Nommé envoyé spécial pour Haïti, le 22 juillet, Daniel Foote y a effectué plusieurs visites et a été constamment en contact avec les acteurs en vue de faciliter une solution haïtienne à la crise. Lors de sa première visite, le 24 juillet, il a rencontré le directeur exécutif du Centre d’analyse et de recherche en droits de l’homme, Gédéon Jean, membre de N ap #Marche Pou la Vi (marchons pour la vie), structure de la société civile s’engageant comme facilitatrice depuis mars 2021 dans la recherche d’éléments de réponse à la crise.
Refusant de s’associer à » la décision inhumaine et contre-productive de son pays d’expulser des milliers de réfugiés haïtiens et d’immigrants illégaux vers Haïti » et estimant que ses recommandations était « ignorées et rejetées », il a remis sa démission le 22 septembre 2021.
22 septembre 2021
M. Le Secrétaire Blinken,
C’est avec une profonde déception, et en présentant mes excuses à ceux qui recherchent de réels et profonds changements, que je démissionne de mon poste d’Envoyé spécial pour Haïti, avec effet immédiat. Je refuse d’être associé à la décision inhumaine et contre-productive, prise par les États-Unis, d’expulser des milliers de réfugiés haïtiens et d’immigrants illégaux vers Haïti, un pays où les diplomates américains sont confinés dans des complexes sécurisés en raison du danger que représentent les gangs armés qui contrôlent la vie quotidienne. Notre politique envers Haïti reste profondément biaisée et mes recommandations ont été ignorées et rejetées, lorsqu’elles n’ont pas tout simplement été modifiées pour projeter un récit différent du mien.
Le peuple haïtien, embourbé dans la pauvreté, pris en otage par la terreur, les enlèvements, les vols et les massacres des gangs armés et souffrant sous un gouvernement corrompu et lui-même allié aux gangs, ne peut tout simplement pas supporter l’injection forcée de milliers de migrants, de retour et manquant de nourriture, d’abri et d’argent, sans que cela ne conduise à une nouvelle tragédie humaine par ailleurs évitable. L’État effondré est incapable de fournir la sécurité ou les services de base, et d’avantage de rapatriés ne fera qu’aggraver le désespoir et la criminalité. L’augmentation de la migration à nos frontières ne fera que croître à mesure que nous ajouterons à la misère déjà inacceptable d’Haïti.

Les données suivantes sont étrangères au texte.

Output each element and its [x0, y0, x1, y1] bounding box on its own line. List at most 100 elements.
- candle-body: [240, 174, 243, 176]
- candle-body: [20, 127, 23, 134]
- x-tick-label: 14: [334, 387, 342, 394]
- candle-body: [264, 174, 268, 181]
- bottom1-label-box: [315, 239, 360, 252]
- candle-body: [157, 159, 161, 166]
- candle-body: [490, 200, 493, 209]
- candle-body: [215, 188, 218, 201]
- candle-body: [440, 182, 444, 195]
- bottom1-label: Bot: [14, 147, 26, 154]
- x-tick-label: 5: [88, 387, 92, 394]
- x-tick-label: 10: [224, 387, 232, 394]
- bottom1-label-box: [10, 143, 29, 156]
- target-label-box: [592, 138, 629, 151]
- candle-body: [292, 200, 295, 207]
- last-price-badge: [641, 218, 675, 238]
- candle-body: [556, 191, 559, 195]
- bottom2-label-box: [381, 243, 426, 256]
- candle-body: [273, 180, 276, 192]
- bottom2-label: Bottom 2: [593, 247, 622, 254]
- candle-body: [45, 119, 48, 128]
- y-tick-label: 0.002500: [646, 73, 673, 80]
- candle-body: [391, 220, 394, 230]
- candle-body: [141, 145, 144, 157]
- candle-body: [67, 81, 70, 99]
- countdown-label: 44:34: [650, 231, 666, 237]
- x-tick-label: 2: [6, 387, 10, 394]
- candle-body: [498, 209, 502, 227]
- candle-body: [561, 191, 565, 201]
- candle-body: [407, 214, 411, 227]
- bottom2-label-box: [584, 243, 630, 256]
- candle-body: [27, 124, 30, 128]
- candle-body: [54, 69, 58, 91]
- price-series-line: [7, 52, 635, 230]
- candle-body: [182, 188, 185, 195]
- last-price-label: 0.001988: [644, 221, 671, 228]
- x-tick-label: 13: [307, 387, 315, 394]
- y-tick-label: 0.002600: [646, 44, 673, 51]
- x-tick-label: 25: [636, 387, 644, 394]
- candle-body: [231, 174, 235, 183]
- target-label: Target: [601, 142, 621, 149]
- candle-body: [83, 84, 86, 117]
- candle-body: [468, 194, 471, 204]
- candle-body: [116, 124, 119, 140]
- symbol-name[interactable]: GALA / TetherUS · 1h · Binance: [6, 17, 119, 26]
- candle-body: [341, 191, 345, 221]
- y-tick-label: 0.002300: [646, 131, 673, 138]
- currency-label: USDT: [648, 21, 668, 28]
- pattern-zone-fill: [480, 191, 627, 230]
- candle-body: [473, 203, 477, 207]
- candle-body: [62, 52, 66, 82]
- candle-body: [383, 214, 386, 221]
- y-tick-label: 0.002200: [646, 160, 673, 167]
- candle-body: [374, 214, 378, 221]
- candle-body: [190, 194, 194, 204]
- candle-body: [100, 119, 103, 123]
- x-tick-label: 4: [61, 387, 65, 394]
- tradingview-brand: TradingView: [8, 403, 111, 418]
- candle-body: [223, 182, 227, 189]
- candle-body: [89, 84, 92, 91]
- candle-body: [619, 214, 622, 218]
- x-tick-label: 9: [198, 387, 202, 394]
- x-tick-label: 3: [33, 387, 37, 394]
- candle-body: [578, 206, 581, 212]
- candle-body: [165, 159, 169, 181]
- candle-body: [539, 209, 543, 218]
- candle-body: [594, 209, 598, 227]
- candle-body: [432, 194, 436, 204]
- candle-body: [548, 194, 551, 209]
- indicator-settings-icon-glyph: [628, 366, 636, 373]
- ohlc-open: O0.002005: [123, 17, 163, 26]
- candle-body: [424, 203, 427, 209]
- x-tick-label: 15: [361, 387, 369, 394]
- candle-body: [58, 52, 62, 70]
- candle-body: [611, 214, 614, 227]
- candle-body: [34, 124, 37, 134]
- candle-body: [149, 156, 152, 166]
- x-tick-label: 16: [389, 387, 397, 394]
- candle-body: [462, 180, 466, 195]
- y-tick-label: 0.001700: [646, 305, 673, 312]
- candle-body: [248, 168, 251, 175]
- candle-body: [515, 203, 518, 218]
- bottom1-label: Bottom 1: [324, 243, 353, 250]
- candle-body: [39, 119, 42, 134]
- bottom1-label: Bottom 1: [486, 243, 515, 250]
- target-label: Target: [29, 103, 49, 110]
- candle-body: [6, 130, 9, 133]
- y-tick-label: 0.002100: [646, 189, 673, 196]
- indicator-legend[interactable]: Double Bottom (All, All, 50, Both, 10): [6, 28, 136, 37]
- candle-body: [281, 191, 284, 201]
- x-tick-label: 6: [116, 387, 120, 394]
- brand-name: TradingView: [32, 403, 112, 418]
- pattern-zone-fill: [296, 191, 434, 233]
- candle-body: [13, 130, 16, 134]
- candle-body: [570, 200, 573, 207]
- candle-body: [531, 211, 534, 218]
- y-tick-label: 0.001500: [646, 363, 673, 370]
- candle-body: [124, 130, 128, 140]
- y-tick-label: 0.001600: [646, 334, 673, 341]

Les Haïtiens ont besoin d’une aide immédiate pour rétablir la capacité du gouvernement à neutraliser les gangs et rétablir l’ordre par le biais de la police nationale. Ils ont besoin d’un véritable accord entre la société et les acteurs politiques, avec un soutien international, pour tracer une voie opportune vers la sélection démocratique de leur prochain président et de leur parlement. Ils ont besoin d’aide humanitaire, d’argent pour livrer les vaccins COVID et bien d’autres choses.
Mais ce que nos amis Haïtiens veulent vraiment, et ce dont ils ont besoin, c’est l’opportunité de tracer leur propre voie, sans que l’international ne joue au marionnettiste en privilégiant des candidats, mais avec un véritable soutien pour cette voie. Je ne crois pas qu’Haïti puisse jouir de la stabilité tant que ses citoyens n’auront pas la dignité de vraiment choisir leurs propres dirigeants de manière juste et acceptable.
La semaine dernière, les États-Unis et d’autres ambassades à Port-au-Prince ont publié une nouvelle déclaration publique de soutien au Premier ministre de facto non élu, le Dr. Ariel Henry, en tant que leader par intérim d’Haïti, et ont continué à préférer son accord politique à un autre accord plus large et antérieur piloté par la société civile. L’arrogance qui nous fait croire que nous devrions choisir le gagnant – encore une fois – est saisissant. Les interventions politiques internationales en Haïti ont constamment produit des résultats catastrophiques. Ajouter aux malheurs d’Haïti entrainera des conséquences désastreuses non seulement dans ce pays, mais également aux États-Unis et chez nos voisins de l’hémisphère.